Flores resists NFL’s forced arbitration threat

Courtesy of Twitter Brian Flores

Brian Flores’ suit against the NFL for its racist employment practices is still active, but the league might try a legal trick to avoid going to court.

During a March 14 media call held by the American Association for Justice, the former Miami Dolphins head coach and now Pittsburgh assistant coach told reporters, including the MSR, that the Dolphins “have actively sought to force my case…into arbitration. My case will be litigated behind closed doors confidentially, without transparency, essentially done in secrecy,” he pointed out.

This legal move the NFL team is considering is called “forced arbitration.”

Fair Arbitration Now points out that most Americans don’t know they are bound by forced arbitration because it is buried in the fine print of employment, cell phone, credit card, and other contracts. Individuals as a result are forced to give up their right to go to court if wronged by a company. It helps the business evade accountability because there is no judge or jury and no right to appeal.

Flores admitted he just learned about forced arbitration after filing his class-action suit in January shortly after he was fired by Miami. It’s bigger than pro football—it “really crosses all industries,” he said. “There’s literally a system in place that uses forced arbitration, which essentially allows for discrimination to continue.” 

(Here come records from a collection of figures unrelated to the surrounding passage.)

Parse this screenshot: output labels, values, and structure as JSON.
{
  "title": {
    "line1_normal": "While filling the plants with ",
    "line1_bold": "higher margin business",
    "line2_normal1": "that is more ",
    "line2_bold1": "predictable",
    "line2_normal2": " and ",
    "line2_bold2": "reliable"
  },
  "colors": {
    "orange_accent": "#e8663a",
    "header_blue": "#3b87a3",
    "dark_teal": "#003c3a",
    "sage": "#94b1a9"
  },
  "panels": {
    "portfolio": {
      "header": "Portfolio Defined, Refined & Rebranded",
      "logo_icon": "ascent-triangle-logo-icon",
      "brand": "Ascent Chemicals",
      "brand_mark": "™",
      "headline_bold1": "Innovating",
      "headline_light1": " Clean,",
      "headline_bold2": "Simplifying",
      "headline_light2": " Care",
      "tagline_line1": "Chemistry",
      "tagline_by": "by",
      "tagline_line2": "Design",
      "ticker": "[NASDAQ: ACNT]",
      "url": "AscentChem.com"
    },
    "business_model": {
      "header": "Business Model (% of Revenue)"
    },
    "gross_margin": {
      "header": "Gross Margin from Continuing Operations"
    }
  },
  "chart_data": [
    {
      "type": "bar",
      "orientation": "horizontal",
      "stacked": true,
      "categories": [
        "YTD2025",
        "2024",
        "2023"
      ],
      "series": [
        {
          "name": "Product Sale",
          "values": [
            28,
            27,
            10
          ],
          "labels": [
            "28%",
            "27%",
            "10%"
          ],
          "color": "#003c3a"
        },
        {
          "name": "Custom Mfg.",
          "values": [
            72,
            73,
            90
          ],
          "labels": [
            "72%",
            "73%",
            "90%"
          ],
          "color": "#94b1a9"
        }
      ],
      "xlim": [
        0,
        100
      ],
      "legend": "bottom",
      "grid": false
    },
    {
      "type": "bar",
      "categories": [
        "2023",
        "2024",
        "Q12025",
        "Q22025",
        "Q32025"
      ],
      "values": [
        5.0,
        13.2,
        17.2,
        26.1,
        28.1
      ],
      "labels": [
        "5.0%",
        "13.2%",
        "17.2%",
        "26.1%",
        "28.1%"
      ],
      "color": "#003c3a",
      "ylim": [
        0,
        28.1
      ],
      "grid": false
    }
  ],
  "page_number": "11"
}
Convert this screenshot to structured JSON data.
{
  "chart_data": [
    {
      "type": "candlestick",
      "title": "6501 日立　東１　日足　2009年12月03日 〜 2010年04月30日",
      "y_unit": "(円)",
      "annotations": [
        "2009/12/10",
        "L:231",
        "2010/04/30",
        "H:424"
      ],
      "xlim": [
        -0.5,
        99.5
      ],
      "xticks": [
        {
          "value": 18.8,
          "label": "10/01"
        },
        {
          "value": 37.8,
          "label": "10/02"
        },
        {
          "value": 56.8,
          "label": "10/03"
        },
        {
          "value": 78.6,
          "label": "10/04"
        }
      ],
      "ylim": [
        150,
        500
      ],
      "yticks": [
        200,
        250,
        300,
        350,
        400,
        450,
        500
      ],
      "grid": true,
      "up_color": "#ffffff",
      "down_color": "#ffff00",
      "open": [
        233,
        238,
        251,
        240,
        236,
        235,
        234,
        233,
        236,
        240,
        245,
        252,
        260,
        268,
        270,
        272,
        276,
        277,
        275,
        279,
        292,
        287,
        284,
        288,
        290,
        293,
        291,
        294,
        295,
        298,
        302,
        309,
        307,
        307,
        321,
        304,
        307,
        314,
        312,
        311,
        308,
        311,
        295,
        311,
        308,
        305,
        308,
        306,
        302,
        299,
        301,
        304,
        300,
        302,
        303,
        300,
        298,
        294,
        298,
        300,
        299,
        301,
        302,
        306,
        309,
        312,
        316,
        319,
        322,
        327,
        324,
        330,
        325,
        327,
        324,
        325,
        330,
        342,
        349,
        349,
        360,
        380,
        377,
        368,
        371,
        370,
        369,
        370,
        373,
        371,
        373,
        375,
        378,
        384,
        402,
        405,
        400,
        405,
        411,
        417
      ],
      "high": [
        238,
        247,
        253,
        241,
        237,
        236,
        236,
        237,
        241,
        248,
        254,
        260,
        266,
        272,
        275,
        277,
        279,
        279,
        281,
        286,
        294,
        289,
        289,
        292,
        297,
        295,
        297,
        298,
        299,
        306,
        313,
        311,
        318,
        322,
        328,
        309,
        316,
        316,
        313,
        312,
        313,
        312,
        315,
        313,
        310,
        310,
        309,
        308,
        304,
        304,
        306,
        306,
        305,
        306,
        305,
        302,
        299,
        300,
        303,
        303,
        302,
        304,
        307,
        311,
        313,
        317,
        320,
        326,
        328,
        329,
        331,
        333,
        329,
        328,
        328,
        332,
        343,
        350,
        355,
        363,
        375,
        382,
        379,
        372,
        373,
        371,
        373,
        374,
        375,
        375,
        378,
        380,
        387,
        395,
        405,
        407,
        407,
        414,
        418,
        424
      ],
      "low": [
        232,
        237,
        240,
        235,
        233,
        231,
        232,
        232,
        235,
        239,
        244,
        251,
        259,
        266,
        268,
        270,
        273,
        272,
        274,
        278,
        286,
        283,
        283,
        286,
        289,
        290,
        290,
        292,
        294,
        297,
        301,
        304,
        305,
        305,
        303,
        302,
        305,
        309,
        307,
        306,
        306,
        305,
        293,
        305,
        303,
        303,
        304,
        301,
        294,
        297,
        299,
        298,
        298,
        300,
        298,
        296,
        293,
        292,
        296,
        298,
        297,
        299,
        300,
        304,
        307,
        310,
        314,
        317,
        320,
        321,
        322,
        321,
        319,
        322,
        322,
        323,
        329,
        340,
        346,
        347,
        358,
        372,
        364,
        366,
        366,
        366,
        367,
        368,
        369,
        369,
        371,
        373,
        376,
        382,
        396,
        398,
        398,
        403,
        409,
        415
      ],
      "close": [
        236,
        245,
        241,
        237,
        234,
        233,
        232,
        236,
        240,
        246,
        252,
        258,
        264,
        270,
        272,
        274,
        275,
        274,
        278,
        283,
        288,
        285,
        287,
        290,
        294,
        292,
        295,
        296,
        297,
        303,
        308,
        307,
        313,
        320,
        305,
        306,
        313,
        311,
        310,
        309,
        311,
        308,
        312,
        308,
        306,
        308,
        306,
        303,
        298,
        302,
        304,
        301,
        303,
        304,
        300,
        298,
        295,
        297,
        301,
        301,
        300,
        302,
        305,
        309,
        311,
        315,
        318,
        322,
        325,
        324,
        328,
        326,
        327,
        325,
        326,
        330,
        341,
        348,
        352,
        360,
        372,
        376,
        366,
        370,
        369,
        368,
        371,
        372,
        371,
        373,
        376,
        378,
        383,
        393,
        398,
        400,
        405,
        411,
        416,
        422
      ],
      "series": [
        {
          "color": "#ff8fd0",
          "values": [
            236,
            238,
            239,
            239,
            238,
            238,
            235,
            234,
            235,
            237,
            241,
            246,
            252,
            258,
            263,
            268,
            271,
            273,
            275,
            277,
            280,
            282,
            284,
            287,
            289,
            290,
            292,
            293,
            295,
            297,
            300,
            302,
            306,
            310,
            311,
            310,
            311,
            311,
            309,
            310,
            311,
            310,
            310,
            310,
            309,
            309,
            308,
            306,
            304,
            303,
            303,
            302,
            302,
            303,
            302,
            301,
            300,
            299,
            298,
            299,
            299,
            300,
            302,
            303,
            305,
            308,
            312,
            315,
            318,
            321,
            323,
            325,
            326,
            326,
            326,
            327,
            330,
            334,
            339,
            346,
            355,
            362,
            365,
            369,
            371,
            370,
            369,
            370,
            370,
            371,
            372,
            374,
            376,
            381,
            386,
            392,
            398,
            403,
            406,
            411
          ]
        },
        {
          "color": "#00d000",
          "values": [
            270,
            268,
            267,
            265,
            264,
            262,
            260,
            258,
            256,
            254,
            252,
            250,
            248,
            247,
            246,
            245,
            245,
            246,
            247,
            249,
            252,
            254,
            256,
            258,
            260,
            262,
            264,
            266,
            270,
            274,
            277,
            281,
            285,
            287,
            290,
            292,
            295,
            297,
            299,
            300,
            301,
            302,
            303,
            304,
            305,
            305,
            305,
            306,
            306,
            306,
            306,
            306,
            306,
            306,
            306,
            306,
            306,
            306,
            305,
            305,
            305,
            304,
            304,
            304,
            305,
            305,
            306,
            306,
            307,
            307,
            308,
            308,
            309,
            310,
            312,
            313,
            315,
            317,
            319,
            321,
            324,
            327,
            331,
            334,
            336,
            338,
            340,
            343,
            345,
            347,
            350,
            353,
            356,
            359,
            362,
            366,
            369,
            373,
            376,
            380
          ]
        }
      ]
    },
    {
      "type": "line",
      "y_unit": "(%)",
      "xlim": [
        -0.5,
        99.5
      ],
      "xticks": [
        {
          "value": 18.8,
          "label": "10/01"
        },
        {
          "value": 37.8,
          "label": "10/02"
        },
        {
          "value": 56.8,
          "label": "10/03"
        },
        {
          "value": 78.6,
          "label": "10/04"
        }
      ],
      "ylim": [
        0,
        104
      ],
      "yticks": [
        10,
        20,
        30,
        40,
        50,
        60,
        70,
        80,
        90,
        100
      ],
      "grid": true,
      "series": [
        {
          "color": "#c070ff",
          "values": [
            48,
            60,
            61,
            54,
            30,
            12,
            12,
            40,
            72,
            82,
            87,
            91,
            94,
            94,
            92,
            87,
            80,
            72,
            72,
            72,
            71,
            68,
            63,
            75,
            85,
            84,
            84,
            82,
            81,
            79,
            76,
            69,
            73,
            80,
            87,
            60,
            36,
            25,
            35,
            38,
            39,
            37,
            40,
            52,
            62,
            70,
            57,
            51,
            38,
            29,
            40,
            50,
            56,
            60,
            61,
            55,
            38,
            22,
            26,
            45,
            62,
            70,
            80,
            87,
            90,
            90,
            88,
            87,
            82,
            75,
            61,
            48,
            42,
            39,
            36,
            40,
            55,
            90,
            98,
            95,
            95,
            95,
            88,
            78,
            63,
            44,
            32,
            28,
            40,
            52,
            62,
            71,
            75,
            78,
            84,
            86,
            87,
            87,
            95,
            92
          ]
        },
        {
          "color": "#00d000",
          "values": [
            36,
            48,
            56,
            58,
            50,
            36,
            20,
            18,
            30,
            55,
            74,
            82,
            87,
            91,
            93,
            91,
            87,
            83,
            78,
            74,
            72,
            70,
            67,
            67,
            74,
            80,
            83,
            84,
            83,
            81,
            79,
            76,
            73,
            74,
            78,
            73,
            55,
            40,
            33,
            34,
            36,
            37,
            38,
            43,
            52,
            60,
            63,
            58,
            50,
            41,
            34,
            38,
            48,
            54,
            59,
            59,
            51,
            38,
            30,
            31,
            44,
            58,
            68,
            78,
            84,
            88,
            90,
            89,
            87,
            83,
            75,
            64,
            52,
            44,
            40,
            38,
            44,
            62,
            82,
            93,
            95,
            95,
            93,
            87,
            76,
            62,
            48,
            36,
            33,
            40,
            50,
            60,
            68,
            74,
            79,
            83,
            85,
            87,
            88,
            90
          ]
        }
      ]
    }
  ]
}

The pro football coach, the national lawyers’ group, and others supported the Forced Arbitration Injustice Repeal (FAIR) Act that Congress last week passed 222-209. It would ban forced arbitration in all forms. A similar bill was passed by the U.S. House of Representatives in 2019 but got stalled by the then-Republican-led Senate.  

U.S. Congressmen Hakeem Jeffries and Hank Johnson, who were also on last week’s media call, both are hoping that the FAIR Act will get through the Senate, controlled this time around by Democrats, and reach President Joe Biden’s desk for signature. Biden earlier this month signed a bill into law that prohibits mandatory arbitration in sexual harassment claims.

“The American people are being hoodwinked…are being bamboozled, and the American people are being led astray by the malignant presence of forced arbitration,” said Rep. Jeffries.

Rep. Johnson added, “Arbitration is a business that was set up by businesses for businesses, and it is an alternative dispute resolution process. Nothing wrong with arbitration, but what we’re talking about here is forced arbitration. It’s wrong.”

When the MSR asked Coach Flores if he thought the NFL will indeed use forced arbitration as a stall tactic in his case, he responded, “We’re prepared to go the distance here. I don’t know what the stall tactics will be, but we’re ready to go.”

He added that NFL Commissioner Roger Goodell if he is for change as he often declares in public, should allow his case to go to court and be decided by a judge and jury. Flores said his case isn’t for himself but for those to follow. 

“I’m fortunate enough to be in a position where I can use my platform to bring awareness to the issue of race discrimination in the National Football League,” he said. “I don’t want my kids to watch football and think that they just have to be a player, that they can’t be a head coach, that they can’t be an executive, that they can’t be an owner.”